For me it worked fine.

Greetings,
  Markus
Jeremy - 27 Jun 2003 18:45 GMT
Thanks for the link - very useful information, I'm suprised I didn't already
have it.

Thanks!
-Jeremy

> Hi,
>
[quoted text clipped - 8 lines]
> Greetings,
>    Markus
Chris Uppal - 27 Jun 2003 12:09 GMT
> I'm writing an application which will load dynamically different
> plug-in "applets".  The memory demands of these applets aren't known,
> since they don't exist yet, but some are graphics-related and could
> gobble up lots of memory.  It was suggested to me that I use a
> different ClassLoader instance for each applet as it would then have
> its own object space.

AFAIK, the only difference that using separate class loaders would make is that
it would allow the applet's classes to be GCed.  A class can't be GCed until
it's class loader is also eligible for GC, so using separate class loaders
would stop the applet classes accumulating in your single class loader.

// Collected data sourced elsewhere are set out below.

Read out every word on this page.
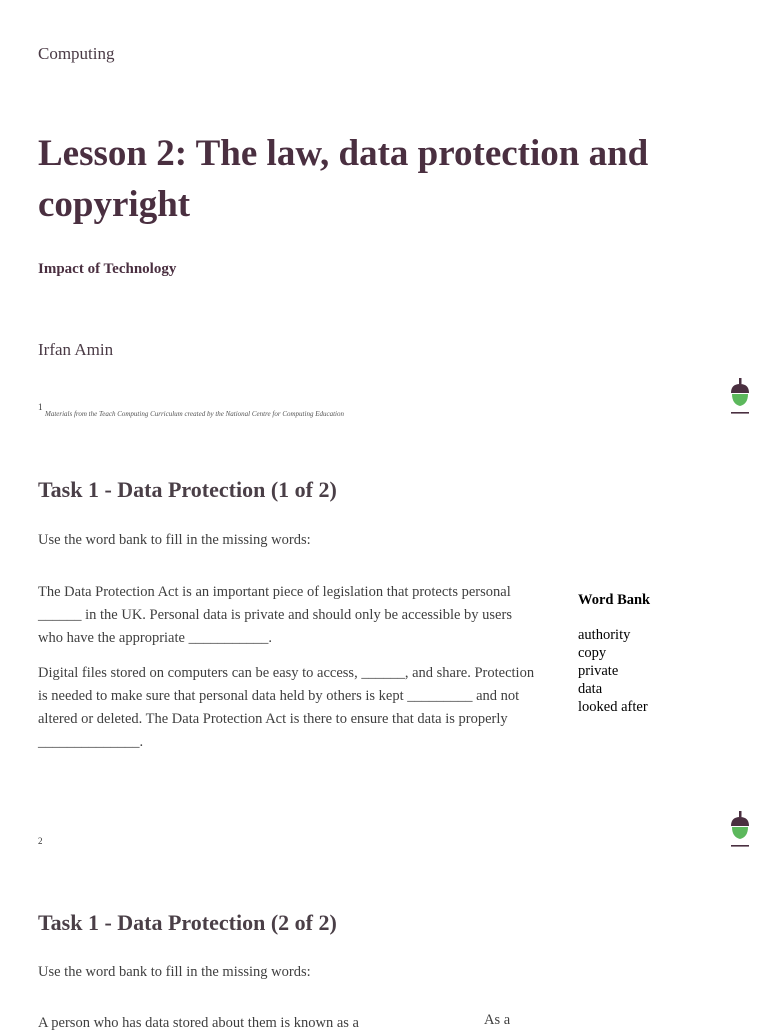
Computing
Lesson 2: The law, data protection and copyright
Impact of Technology
Irfan Amin
1
Materials from the Teach Computing Curriculum created by the National Centre for Computing Education
Task 1 - Data Protection (1 of 2)
Use the word bank to fill in the missing words:
The Data Protection Act is an important piece of legislation that protects personal ______ in the UK. Personal data is private and should only be accessible by users who have the appropriate ___________.
Digital files stored on computers can be easy to access, ______, and share. Protection is needed to make sure that personal data held by others is kept _________ and not altered or deleted. The Data Protection Act is there to ensure that data is properly ______________.
Word Bank
authority
copy
private
data
looked after
2
Task 1 - Data Protection (2 of 2)
Use the word bank to fill in the missing words:
A person who has data stored about them is known as a	As a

(It'd also protect the applets from each other's name spaces, but that's not a
*memory* issue.)

If the applets are likely to use lots of class-side (static) data -- as a
"global" cache for instance -- or if you are likely to load/unload lots of
different applets over the course of one run of your overall application, then
it could be worthwhile.  OTOH if you only have smallish fixed set of long-lived
applets, which are written "responsibly" (i.e. not supplied by outsiders, or by
coders who don't realise how they are going to be used) then it probably
wouldn't make much difference to memory use.

   -- chris
Jeremy - 27 Jun 2003 18:49 GMT
Thanks, exactly what I was looking for.  I think I am going to opt for
separate classloaders because that seems to be the more robust way to go
about it.  The app is actually a server application and these plugins are
going to be loaded and unloaded several times a day - if they can't be freed
by the garbage collecter then it's not going to last long!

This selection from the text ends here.